Надо сказать, что, опять-таки, между этими добродетелями – смирением и терпением – есть самая непосредственная связь. Как говорил святой Илия Экдик, дом души – это терпение, а пища души – смирение. Когда у человека не хватает пищи, то он выходит из своего дома, то есть когда у человека не хватает смирения, то он выходит из состояния терпения: тогда он взрывается, тогда он гневается, тогда он обрушивается на тех, кто его окружает, или на самого себя, если его никто не окружает. На самом деле, человек может раздражаться на кого угодно и на что угодно: не будет на кого гневаться – он будет гневаться на себя или на какой-то неодушевленный предмет. Есть такой замечательный и тоже патериковый пример: некий брат постоянно гневался и раздражался, живя в монастыре, и решил уйти в пустыню, потому что там выводить его из себя было бы некому. У него был кувшин, в который он набирал воду, и однажды этот кувшин упал и вода разлилась. И еще раз это произошло. И еще… И брат этот обрушил на кувшин весь свой гнев, разбил его вдребезги, высказал ему, наверное, при этом всё, что на душе было… и понял, что надо возвращаться в монастырь, потому что жизнь в пустыне никоим образом его не изменила. А вот жизнь среди себе подобных – жизнь среди людей – скорее в этом направлении меняет человека, поскольку она позволяет постоянно видеть, каковы мы на самом деле. Люди нас постоянно задевают, и мы проявляемся во всей своей красе тут же. Но для человека невнимательного к себе эти проявления служат только поводом для расстройства – не столько из-за себя, сколько из-за ближнего, – а человеку, который себе внимает, все эти эпизоды помогают понять, каков он в настоящий момент. Допустим, меня задели каким-то словом, я воспламенился от этого, разгневался, раздражился, полдня об этом думал – и потом задумался о другом: о том, что на самом деле я еще и не начинал шествие по пути спасения, потому что, оказывается, в таком ветхом состоянии нахожусь. Но это не страшно: по крайней мере, я это понял, и у меня есть возможность сегодня начать. Вот эта возможность – один из главных даров, которые Господь нам в Церкви дает: можно раскаяться и все начать сначала.
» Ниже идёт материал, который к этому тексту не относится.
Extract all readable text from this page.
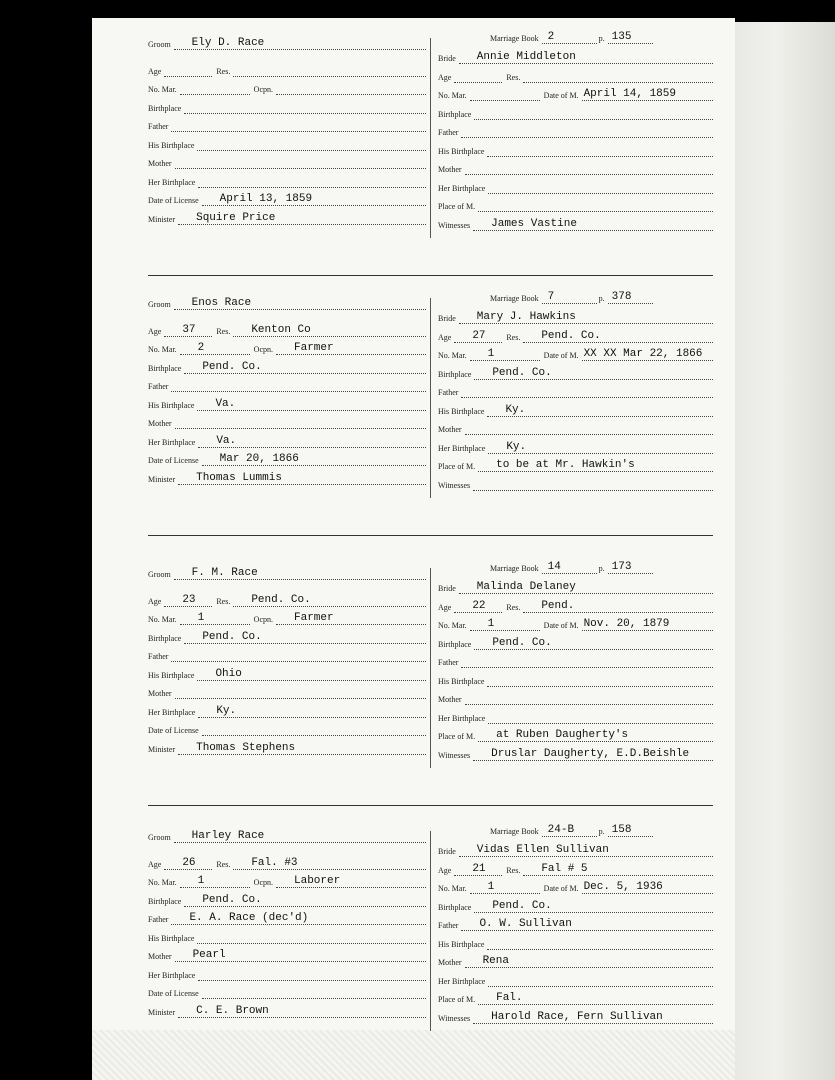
Groom Ely D. Race
Age	Res.
No. Mar.	Ocpn.
Birthplace
Father
His Birthplace
Mother
Her Birthplace
Date of License April 13, 1859
Minister Squire Price
Marriage Book 2	p. 135
Bride Annie Middleton
Age	Res.
No. Mar.	Date of M. April 14, 1859
Birthplace
Father
His Birthplace
Mother
Her Birthplace
Place of M.
Witnesses James Vastine
Groom Enos Race
Age 37	Res. Kenton Co
No. Mar. 2	Ocpn. Farmer
Birthplace Pend. Co.
Father
His Birthplace Va.
Mother
Her Birthplace Va.
Date of License Mar 20, 1866
Minister Thomas Lummis
Marriage Book 7	p. 378
Bride Mary J. Hawkins
Age 27	Res. Pend. Co.
No. Mar. 1	Date of M. XX XX Mar 22, 1866
Birthplace Pend. Co.
Father
His Birthplace Ky.
Mother
Her Birthplace Ky.
Place of M. to be at Mr. Hawkin's
Witnesses
Groom F. M. Race
Age 23	Res. Pend. Co.
No. Mar. 1	Ocpn. Farmer
Birthplace Pend. Co.
Father
His Birthplace Ohio
Mother
Her Birthplace Ky.
Date of License
Minister Thomas Stephens
Marriage Book 14	p. 173
Bride Malinda Delaney
Age 22	Res. Pend.
No. Mar. 1	Date of M. Nov. 20, 1879
Birthplace Pend. Co.
Father
His Birthplace
Mother
Her Birthplace
Place of M. at Ruben Daugherty's
Witnesses Druslar Daugherty, E.D.Beishle
Groom Harley Race
Age 26	Res. Fal. #3
No. Mar. 1	Ocpn. Laborer
Birthplace Pend. Co.
Father E. A. Race (dec'd)
His Birthplace
Mother Pearl
Her Birthplace
Date of License
Minister C. E. Brown
Marriage Book 24-B	p. 158
Bride Vidas Ellen Sullivan
Age 21	Res. Fal # 5
No. Mar. 1	Date of M. Dec. 5, 1936
Birthplace Pend. Co.
Father O. W. Sullivan
His Birthplace
Mother Rena
Her Birthplace
Place of M. Fal.
Witnesses Harold Race, Fern Sullivan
Каждое мгновение жизни в вечности – это мгновение нового откровения любви.
И наконец, просит преподобный Ефрем, чтобы Господь даровал ему дух любви. Любовь – это высшая из всех христианских добродетелей, и говорит апостол Павел, что и вера важна, и надежда важна, но любовь выше всего[5]. Потому что настанет время, когда в вере уже не будет необходимости и в надежде не будет необходимости тоже. Это время, когда мы предстанем перед Богом и встретимся с Ним лицом к лицу. Мы будем видеть Бога уже очевидным образом – где здесь будет место для веры? Где будет место тогда для надежды? Вот перед нами Господь, и уже не нужно надеяться, потому что всё исполнилось, не нужно верить, потому что всё очевидно. Но любовь не упраздняется, и именно она становится содержанием жизни человека в вечности. Можно сказать, что именно любовь определяет и судьбу человека в вечности: если он научился любить Бога и научился любить людей, то это и есть тот рай, который он наследует по исшествии из этого мира. Собственно говоря, рай – это любовь, тут можно, наверное, даже поставить знак равенства. Человек будет жить в любви с Богом и с людьми. Но земная любовь в какой-то момент достигает своего пика, а любовь вечная не может достичь некоей высшей точки, она постоянно в человеке нарастает. Каждый, кто когда-либо любил, знает, что любовь – это самая большая радость, какая у человека только может быть. Но любовь земная очень быстро уходит: есть много вещей в нас самих, которые ее убивают, и есть масса вещей в других людях, которые убивают любовь и в них, и в нас. Как говорит Господь в Евангелии, любовь оскудевает за умножение беззаконий. А в вечности любовь не оскудеет, она всегда будет только приумножаться. И каждое мгновение жизни в вечности – это и есть мгновение нового откровения любви, нового счастья, до того не испытанного.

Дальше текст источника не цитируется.